In an effort to speed the cleanup of abandoned mines throughout Colorado, Senator Mark Udall and Congressman Scott Tipton introduced bipartisan legislation today to give Good Samaritan groups additional binding legal safeguards they need to remediate the sites and keep Colorado's streams and water clean. There are more than 7,000 abandoned hard rock mine sites located in Colorado and thousands more throughout the West.
"It's a good thing for all of us when mining companies and local conservation groups want to make an effort to cleanup abandoned mine pollution. This is something that the federal government should be encouraging, not restricting by putting up hurdles to those willing to do the needed work," Tipton said. "We're looking to provide momentum to these important efforts by removing existing hurdles that discourage Good Samaritan groups from cleaning up Colorado's abandoned mines and providing our communities and environment with a valuable service."
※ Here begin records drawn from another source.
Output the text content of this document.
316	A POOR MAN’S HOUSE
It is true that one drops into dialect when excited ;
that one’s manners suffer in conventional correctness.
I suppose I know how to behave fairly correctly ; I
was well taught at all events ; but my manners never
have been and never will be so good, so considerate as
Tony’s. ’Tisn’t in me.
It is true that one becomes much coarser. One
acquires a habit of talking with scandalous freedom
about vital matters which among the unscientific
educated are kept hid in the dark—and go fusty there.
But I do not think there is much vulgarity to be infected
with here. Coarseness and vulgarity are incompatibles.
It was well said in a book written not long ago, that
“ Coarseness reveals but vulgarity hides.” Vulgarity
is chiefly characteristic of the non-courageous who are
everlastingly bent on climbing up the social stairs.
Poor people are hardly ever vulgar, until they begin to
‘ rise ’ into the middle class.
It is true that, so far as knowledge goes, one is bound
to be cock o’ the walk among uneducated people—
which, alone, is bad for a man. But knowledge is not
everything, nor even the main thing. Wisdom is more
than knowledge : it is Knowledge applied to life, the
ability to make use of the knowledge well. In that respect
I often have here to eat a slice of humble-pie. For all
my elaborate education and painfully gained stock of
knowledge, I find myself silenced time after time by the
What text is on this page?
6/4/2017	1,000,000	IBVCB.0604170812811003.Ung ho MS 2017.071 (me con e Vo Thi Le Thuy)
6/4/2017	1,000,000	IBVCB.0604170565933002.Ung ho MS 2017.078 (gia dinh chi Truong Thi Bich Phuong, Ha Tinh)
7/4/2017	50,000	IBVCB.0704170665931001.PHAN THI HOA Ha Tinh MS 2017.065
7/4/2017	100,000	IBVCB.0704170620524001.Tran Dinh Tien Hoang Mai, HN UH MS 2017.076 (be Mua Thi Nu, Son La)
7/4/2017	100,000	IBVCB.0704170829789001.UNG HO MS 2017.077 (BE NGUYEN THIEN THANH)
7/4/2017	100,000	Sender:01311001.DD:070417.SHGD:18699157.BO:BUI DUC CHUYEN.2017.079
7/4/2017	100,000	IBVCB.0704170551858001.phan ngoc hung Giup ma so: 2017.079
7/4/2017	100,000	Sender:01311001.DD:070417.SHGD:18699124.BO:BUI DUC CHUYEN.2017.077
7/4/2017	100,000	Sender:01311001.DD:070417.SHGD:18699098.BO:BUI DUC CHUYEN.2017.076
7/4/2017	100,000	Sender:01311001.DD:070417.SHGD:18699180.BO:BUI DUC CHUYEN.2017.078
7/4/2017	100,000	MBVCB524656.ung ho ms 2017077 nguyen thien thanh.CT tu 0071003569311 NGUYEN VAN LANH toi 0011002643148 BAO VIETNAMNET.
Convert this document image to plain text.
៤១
"Runoff from abandoned mines throughout Colorado and the West threaten our water quality, wildlife and local economies. This common-sense, bipartisan legislation will further unleash so-called Good Samaritan groups and allow them to help address this problem," Udall said. "A policy the EPA unveiled last year as a result of my leadership took a step in the right direction. This bill is the logical next step to speed the cleanup of these mines and address their toxic runoff."
The Udall-Tipton bill, which Sen. Michael Bennet is co-sponsoring, is similar to legislation Udall introduced in 2009. The Udall-Tipton bill would:
Create a new program under the Clean Water Act to help promote the Good Samaritan efforts of those who have no legal responsibility for abandoned hard rock mines by allowing them to qualify for cleanup permits.
Provide some liability protections for those who complete volunteer cleanups of abandoned mine sites pursuant to pre-approved restoration plans.
Allow the EPA, state government or tribal governments to issue permits for cleanups.